La malattia e la morte di un anziano nella cittadina (immaginaria) di Holt, vicino Denver. Una storia minima che si allarga pian piano come i cerchi di un sasso gettato in uno stagno: la famiglia, i vicini, i parenti dei vicini. Storie di solitudini, di occasioni perse, di rapporti umani difficili, di caratteri chiusi, di vicende del passato che tornano a galla. C’è la superficie, costituita da una comunità che si aiuta e collabora nelle piccole cose del quotidiano, e un sommerso, fatto da quello che è successo o che avrebbe potuto succedere, episodi che hanno segnato la vita dei personaggi, ferite che continuano a far male e che hanno reso le persone più dure o più fragili, comunque diverse da prima. Uomini e, soprattutto, donne, ai quali manca qualcosa: si sono accontentati, o avrebbero voluto farlo. Persone che sembrano aver perso l’occasione, il momento giusto per la felicità. Già, la felicità, che ora identificano con la normalità, una normalità che non hanno mai avuto o che hanno perso e sentono di non poter più raggiungere. Il limite di Benedizione, a mio avviso, è nell’architettura un po’ troppo “rigida” del romanzo: i brevi capitoli sono concepiti quasi come un racconto a sé (per certi versi come in Winesburg, Ohio) e costruiti ognuno attorno ad un personaggio del quale viene esposto, con prosa scarna ed essenziale, un episodio della vita attraverso un’alternanza di dialoghi, descrizioni d’ambiente e riflessioni che si ripetono forse un po’ troppo schematicamente.
Haruf va probabilmente letto tutto d’un fiato, senza pause, in totale immersione. Ma anche questa volta non ho potuto farlo, e qualche dubbio a volte è emerso. Cercherò di spiegarmi: la storia principale è struggente e necessaria, anche nei suoi sviluppi laterali. Perfetta. Ma poi c’è un di più, una aggiunta che distrae e non convince fino in fondo: era necessario il dramma personale e familiare del pastore? Che potesse essere stato il racconto lungo la misura più congeniale all’autore? Non ci sarà modo di saperlo, ma... Per fortuna non legge nessuno le mie recensioni, perché sento che potrei essere travolta dalle critiche.
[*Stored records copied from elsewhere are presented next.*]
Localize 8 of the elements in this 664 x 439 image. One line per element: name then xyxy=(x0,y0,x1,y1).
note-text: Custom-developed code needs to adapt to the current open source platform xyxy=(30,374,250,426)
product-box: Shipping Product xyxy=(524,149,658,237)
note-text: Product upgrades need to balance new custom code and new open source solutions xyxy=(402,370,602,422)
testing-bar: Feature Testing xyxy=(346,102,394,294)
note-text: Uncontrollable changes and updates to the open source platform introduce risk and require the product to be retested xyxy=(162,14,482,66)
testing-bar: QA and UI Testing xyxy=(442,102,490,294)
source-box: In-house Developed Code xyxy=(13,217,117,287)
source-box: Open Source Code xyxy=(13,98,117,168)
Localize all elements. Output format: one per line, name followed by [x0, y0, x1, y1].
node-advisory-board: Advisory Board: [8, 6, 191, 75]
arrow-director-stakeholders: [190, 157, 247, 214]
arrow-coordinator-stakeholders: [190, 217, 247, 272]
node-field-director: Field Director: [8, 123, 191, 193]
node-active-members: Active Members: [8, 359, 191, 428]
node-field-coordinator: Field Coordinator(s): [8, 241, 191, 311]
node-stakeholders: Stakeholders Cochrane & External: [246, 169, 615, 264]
Rispetto a Canto della pianura la scrittura m i sembra molto più ermetica, più concisa nella descrizione degli avvenimenti, ma non per questo meno coinvolgente e appassionante. Leggere un libro di questo scrittore equivale a lasciarsi trasportare nella cittadina americana di Holt e dimenticare tutto il resto. Ti fa amare i personaggi e le loro vicende, anche se tristi come in questo caso, ti fa vedere aspetti della vita che scorre nonostante tutto, ti trascina pagina dopo pagina anche se sai che il finale appare scontato già dall'inizio. Scrittura quasi magica direi è molto consigliata.